D.Ore.: No REP in a govt computer and email where there were banner warnings at every sign in

Defendant’s government work emails were searched without a warrant, and it’s clear, based on warnings on the computer at every sign in and regular training, that he was well aware everything on the computer has no reasonable expectation of privacy. He may have had a subjective expectation, but there wasn’t any objective reasonable expectation of privacy. United States v. Caputo, 2019 U.S. Dist. LEXIS 192511 (D. Ore. Nov. 6, 2019):

In this case, any expectation of privacy in Defendant’s work email was objectively unreasonable under the military’s computer-use policies in effect at his workplace. AR 25-2 specified that Defendant had “no expectation of privacy while using [information systems] or accessing Army resources.” ECF 48-2. Additionally, both AR 25-2 and the Oregon National Guard’s acceptable use policy stated that communications using Defendant’s work computer were routinely monitored for law enforcement purposes. Id.; ECF 48-1 at 4. Unlike Heckenkamp, in which the network policy affirmed a “basic principle” of privacy, see 482 F.3d at 1147, the terms in effect here made it abundantly clear that Defendant’s communications over his work computer system were not private.

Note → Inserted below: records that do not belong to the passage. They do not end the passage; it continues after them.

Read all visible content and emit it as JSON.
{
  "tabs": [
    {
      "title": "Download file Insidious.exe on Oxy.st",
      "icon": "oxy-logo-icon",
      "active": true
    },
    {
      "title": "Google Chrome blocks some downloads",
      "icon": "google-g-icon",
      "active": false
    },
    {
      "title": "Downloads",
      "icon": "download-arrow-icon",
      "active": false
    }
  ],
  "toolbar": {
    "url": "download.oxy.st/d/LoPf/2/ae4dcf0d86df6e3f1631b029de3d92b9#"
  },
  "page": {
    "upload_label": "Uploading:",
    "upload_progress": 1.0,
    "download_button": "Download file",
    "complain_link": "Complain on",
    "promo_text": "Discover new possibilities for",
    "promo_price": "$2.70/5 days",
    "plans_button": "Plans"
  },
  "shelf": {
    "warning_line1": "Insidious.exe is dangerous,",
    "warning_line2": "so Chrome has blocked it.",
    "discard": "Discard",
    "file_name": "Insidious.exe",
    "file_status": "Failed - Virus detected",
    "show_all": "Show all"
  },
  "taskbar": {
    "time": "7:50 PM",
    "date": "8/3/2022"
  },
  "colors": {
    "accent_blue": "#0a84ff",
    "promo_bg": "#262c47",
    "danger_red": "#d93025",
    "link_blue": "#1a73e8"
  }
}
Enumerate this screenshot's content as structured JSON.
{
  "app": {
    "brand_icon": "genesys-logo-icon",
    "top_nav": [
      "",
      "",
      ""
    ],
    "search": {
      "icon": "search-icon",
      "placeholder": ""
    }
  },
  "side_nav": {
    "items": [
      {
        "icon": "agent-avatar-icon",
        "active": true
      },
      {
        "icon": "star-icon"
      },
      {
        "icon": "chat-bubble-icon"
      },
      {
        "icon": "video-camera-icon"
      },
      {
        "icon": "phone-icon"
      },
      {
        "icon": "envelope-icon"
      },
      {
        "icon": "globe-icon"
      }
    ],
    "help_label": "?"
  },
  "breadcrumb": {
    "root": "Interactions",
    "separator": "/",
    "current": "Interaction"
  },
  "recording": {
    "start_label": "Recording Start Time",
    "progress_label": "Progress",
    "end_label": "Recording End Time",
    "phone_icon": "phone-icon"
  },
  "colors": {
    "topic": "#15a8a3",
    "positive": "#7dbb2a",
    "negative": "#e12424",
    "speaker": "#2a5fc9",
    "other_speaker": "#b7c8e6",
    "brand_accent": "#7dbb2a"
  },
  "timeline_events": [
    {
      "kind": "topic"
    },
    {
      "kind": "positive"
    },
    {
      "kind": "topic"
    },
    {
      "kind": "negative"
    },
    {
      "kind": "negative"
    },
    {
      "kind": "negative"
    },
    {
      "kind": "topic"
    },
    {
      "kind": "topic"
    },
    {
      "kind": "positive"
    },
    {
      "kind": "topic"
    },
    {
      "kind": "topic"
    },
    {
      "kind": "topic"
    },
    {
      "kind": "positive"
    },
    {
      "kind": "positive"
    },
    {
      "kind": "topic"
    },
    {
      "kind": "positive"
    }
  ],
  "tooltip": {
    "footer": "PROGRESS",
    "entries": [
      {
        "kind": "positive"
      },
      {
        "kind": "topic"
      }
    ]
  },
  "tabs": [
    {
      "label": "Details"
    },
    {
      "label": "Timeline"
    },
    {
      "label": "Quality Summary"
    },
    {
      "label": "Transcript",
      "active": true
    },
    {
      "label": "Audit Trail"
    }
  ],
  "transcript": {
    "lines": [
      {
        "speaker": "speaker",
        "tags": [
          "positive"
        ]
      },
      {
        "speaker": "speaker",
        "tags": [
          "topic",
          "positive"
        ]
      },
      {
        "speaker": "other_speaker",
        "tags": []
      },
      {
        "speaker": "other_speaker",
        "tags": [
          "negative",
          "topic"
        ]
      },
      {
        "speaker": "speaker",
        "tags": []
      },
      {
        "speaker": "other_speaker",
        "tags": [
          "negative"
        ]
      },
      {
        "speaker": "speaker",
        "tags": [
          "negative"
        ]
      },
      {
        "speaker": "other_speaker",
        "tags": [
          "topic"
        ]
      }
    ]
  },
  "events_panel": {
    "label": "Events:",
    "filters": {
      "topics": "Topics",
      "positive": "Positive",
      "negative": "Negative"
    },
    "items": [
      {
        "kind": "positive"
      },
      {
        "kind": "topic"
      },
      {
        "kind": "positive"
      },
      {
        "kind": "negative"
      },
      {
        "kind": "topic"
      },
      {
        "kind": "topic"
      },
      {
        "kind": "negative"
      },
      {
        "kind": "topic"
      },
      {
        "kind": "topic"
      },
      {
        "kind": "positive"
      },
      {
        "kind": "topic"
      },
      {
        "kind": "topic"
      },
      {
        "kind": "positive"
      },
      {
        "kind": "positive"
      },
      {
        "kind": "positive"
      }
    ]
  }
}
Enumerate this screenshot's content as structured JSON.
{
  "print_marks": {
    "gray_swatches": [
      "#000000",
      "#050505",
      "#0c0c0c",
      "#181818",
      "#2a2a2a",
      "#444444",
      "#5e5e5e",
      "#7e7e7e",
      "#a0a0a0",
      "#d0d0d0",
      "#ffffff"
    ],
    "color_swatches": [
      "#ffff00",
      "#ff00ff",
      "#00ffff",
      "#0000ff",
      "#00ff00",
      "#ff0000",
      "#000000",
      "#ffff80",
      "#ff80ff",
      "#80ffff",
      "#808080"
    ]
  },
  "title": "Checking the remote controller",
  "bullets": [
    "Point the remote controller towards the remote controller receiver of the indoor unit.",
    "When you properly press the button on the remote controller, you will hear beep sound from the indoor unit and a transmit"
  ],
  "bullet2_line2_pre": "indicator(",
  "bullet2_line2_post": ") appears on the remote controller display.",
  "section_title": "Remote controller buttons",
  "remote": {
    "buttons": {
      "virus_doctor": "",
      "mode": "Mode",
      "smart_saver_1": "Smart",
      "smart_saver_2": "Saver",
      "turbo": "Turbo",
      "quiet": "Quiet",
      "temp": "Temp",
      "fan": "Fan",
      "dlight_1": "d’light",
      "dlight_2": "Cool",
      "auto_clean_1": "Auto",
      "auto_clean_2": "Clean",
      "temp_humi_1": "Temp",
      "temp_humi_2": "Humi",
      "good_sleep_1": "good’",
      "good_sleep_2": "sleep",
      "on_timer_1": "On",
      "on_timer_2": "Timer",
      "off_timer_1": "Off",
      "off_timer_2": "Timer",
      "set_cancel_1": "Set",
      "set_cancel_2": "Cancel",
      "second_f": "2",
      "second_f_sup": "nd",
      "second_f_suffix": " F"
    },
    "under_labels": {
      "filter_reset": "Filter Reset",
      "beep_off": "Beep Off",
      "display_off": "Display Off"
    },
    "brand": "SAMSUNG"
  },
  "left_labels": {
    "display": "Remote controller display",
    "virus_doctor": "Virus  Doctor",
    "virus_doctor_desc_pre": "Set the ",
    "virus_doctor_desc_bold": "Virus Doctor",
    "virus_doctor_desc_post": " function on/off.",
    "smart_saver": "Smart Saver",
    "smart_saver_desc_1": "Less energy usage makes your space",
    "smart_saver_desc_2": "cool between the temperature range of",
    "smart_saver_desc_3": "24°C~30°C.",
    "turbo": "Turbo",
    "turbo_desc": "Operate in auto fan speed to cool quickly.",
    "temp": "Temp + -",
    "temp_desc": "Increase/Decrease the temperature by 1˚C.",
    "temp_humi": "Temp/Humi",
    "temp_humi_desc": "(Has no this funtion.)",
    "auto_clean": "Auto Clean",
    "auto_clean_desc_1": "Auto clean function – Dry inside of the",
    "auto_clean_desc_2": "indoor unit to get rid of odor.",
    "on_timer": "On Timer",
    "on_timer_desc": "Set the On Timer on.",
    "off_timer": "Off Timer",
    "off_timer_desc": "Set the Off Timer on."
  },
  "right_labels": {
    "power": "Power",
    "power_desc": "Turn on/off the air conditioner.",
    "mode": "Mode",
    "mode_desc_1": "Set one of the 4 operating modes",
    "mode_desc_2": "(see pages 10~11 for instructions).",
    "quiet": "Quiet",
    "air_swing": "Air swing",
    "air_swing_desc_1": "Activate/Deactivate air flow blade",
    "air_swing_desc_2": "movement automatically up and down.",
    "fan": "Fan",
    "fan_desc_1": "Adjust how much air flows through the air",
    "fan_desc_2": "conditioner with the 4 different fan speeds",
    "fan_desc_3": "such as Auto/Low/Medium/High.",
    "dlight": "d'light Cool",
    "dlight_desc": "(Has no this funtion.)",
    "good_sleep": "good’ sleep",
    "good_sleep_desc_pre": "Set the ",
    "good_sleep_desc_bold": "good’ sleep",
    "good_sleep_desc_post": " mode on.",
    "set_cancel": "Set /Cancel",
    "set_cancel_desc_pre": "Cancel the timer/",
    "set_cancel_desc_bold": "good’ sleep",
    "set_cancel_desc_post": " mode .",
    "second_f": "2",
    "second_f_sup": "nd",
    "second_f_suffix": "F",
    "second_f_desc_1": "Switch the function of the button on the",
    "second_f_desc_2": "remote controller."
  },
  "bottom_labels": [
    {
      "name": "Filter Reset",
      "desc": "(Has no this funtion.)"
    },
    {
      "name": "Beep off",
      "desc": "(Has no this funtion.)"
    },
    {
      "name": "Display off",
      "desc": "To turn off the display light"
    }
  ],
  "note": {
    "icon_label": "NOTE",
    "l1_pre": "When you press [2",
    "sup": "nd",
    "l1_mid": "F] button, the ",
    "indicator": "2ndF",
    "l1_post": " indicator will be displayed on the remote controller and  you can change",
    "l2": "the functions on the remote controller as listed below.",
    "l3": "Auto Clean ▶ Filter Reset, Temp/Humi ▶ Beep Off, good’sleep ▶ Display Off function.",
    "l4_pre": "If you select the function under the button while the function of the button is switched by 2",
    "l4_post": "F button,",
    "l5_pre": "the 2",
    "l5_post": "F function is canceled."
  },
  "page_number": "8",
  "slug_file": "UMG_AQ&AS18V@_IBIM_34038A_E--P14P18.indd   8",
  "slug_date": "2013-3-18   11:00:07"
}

Furthermore, Defendant received routine reminders that these policies were in place. He was required to sign the Oregon National Guard’s policy before receiving computer access at work and recertified his understanding of its conditions each year. ECF 48 at 4-5. He also participated in the Defense Department’s annual training, the “Cyber Awareness Challenge,” which “advised users that there was no expectation of privacy in the use of [the Department’s] systems.” Id. at 5. Most importantly, he received notice of the policies via the warning banner displayed each time he accessed his work computer. Id. at 3. The Ninth Circuit has held that no reasonable expectation of privacy exists where this kind of warning banner provides “ample reason to be aware that [a defendant’s] stored files and internet usage were subject to monitoring by his employer and disclosure to law enforcement personnel, and that by using the computer he was deemed to have consented to such monitoring and disclosure.” Greiner, 235 F. App’x at 542. Thus, any expectation of privacy in Defendant’s work email was objectively unreasonable here.